投資取引と責任所在


 投資取引を行う上では、損失は必ず付き物であり、リスクを伴わない投資はこの世には存在しないと言えるでしょう。

自身の資産を運用していく過程での投資取引という選択であるために、もちろんこれを阻むことは基本的には誰にもできませんし、また、投資家が納得がいかなければ、どんなに好条件であろうとも、投資取引を行うべきではありません。

また、投資取引に絶対という言葉もありませんので、たとえその結果が大きな利益であろうとも、甚大な損失であろうとも、すべてはその投資家の責任という事になります。

しかしながら、様々な情報が氾濫する現代社会においては、時にそうしたことを忘れ、安直な情報に流されてしまったり、本当かどうかも分からない情報商材などに手を出してしまい、結果的に何の役にも立たず、悔しい思いをすることも多くあります。

うっかりと誤った情報を信じてしまい、大きな損失を被ったときなどは、その情報を流したものに対して恨みがましく思う気持ちが湧いてくることもありますが、これもすべて自己の責任になるために、自分に対しての恨みの気持ちであると納得する事が肝要です。

また、大きく裏を返せば、どんなに的確な情報であったとしても、投資取引の結果に対しては、絶対に正解するという予測はないため、どんな情報が提供されようとも、精緻な分析があったとしても、すべては無駄である、と言ってしまう事もできるのです。

大切なことは、どの情報を選択し、それを自分の予測の根拠として取り入れ、参考としていくのかという事で、決断とその責任の所在をその情報の提供元に求めてしまっては、とても悔しい思いをしますし、何よりもその失敗をした投資に対する分析と、その改善方法の策定に行き当たることができず、同じような失敗を何度も繰り返していく事になります。

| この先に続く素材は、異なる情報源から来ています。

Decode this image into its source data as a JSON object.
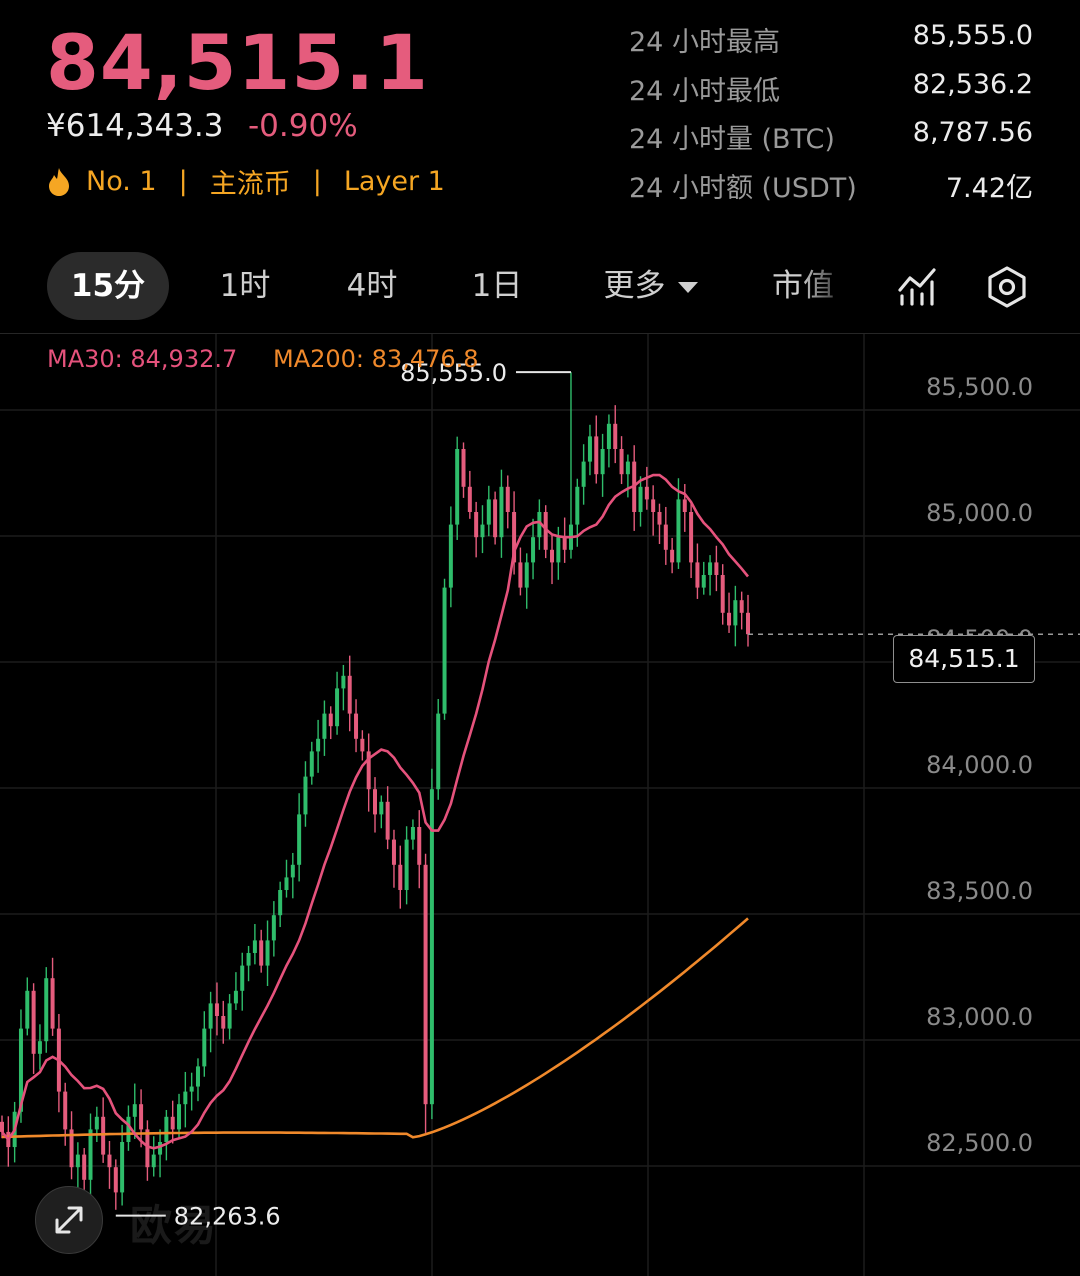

ビジネススキルのシーンにおいては、PDCAサイクルというような手法が良く用いられますが、投資取引においても、「Plan(計画)」を立てて投資がうまくいくように画策し、「Do(実行)」した投資取引においてその情報を収集し、そこで得た情報を元に自分の取引きの内容を「Check(点検)」して、そこから問題点を洗い出しその欠点に対しての「Act(改善)」する策を見出していく事が必要になるのです。

こうしたことを行い、一つ一つの取引内容を精査していく事が投資取引における経験であり、資産を運用していくために最も重要なポイントになりますので、万が一、他の情報元に乗って大きな失敗をしたとしても、その責任の所在の追求よりも、それを経て同次の取引きにつなげていくのか、という事を考えて行動することをお勧めします。